Student Housing Year to Date

by Katie Sloan
Chicago — Industry heavyweights weigh in on how the student housing industry is faring so far in 2010.


Chicago — On June 16 at the InterFace Student Housing Conference held at the Hyatt Regency Chicago, a panel of industry experts moderated by Dorothy Jackman, vice president investments & senior director in Marcus & Millichap’s National Multi Housing Group, gave attendees a mid-year update on the status of the nation’s student-housing sector.

 

Attendees were treated to a cocktail reception prior to the start of the InterFaceStudent Housing conference in Chicago. (From left to right: Richard Kelley, publisher of Student Housing Business; Sara Samuels, consulting associate for The Scion Group; Ron Van der Veen of Mithun; and Jason Taylor, senior associate for The Scion Group.)

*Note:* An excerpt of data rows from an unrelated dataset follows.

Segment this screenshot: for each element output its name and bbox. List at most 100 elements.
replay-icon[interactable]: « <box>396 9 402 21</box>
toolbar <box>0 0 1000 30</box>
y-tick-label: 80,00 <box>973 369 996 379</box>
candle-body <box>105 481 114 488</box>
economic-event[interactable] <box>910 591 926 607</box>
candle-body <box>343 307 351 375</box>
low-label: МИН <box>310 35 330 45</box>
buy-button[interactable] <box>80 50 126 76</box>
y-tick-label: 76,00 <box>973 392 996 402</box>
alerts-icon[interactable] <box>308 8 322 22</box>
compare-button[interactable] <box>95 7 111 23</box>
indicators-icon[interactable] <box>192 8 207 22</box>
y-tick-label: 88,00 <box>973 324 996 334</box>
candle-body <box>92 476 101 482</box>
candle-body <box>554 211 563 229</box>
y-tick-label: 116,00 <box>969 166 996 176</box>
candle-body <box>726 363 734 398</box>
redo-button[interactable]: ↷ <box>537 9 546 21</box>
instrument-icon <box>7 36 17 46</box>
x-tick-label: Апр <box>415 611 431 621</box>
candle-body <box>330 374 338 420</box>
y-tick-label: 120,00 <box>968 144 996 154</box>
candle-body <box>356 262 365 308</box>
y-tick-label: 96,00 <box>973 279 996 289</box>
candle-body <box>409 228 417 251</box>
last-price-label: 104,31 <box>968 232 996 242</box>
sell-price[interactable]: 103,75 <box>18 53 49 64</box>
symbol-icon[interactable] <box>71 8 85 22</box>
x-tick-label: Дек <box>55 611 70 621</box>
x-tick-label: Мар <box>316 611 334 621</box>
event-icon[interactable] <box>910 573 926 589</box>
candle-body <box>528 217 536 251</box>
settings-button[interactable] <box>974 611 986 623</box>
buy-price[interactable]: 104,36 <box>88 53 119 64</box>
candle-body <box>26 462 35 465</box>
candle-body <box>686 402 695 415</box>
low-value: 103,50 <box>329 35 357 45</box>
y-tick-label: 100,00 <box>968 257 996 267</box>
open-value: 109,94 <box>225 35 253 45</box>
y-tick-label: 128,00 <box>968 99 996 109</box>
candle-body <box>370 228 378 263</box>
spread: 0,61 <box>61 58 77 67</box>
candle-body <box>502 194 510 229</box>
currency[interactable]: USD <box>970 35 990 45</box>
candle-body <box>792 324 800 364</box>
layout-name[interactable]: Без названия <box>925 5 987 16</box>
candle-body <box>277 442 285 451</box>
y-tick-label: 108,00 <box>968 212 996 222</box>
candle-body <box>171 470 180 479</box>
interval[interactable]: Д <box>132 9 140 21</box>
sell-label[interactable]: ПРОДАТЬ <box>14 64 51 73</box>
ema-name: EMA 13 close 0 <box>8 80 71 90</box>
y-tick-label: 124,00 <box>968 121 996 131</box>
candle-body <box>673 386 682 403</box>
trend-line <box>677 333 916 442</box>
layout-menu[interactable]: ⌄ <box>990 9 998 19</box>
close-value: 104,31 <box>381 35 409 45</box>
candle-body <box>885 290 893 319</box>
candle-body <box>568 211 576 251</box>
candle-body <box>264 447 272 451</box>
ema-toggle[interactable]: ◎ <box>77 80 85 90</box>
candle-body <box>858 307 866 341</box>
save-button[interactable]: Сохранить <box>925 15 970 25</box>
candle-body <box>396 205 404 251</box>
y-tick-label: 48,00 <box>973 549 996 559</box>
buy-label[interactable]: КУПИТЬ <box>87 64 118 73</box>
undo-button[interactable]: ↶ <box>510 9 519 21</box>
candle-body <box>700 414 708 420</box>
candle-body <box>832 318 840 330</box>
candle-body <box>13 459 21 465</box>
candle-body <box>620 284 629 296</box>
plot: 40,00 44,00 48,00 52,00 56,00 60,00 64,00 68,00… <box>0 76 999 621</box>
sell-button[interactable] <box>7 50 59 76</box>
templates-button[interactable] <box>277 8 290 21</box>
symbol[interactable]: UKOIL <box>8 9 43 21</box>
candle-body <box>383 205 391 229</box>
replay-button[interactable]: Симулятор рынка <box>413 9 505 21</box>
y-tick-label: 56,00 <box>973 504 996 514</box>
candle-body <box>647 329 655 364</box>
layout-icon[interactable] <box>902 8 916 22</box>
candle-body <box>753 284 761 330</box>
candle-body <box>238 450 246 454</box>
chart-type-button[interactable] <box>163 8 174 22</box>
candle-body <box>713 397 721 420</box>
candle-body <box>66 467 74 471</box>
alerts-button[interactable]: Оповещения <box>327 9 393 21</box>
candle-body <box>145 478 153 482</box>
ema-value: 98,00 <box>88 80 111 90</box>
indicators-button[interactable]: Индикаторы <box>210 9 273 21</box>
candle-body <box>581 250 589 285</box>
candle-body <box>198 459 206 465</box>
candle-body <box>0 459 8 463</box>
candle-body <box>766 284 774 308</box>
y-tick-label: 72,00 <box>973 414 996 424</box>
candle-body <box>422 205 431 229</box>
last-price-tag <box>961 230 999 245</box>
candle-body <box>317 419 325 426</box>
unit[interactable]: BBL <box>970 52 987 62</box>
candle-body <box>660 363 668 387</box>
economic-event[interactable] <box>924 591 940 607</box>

Commenting on leasing performance, Miles Orth, executive vice president & COO of Philadelphia-based Campus Apartments, reported that his company’s portfolio, which is about 6 points ahead of last year, had reached a stabilized occupancy level of 97 percent in September 2009. Orth added that conventional student-housing offerings are performing better than purpose-built product due to its closer-in location. Scott Duckett, a senior vice president at Campus Advantage, reported that his company is about 3500 leases or 15 percent ahead of the same time last year. “We’re seeing a more rapid lease up across all property types at all price levels in the rent structure, so it’s definitely a stronger year.” Despite reporting that his company’s holdings are 5 occupancy points ahead of last year, Peter Stelian, managing principal of Blue Vista Capital Management, sounded a note of caution.

“One of the things I’m genuinely concerned about is that, while people sort of feel a little better, the truth is when you get out in a large portfolio in a lot of different communities, there are a lot of people really having problems paying $5,000 to $6,000 per year for rent, especially in transitional schools that are moving from more community colleges to residential campuses. You’re seeing backward flow, people going back home — dropping out of schools or parents who aren’t willing to pay for school any longer.”

Focusing on financials, Duckett stated that 65 percent loan to value is the norm in the student-housing market, and that most investors are looking for a 9 percent yield, although 8.5 percent is probably more reasonable. “As for the structure of the new development deals, the personal guarantees have gone up,” he said. “That seems to be the biggest hang-up with any of the groups that we talk to, whether it’s a high net worth individual or a fund, is that the banks want real liquid assets put against the loan.”

Stelian voiced an investment trend he is seeing currently in the student-housing market: more people gravitating away from funds toward direct investing. “People want more control, they want more influence. They want to move away from investing in closed-in vehicles where they lose all control of the money.”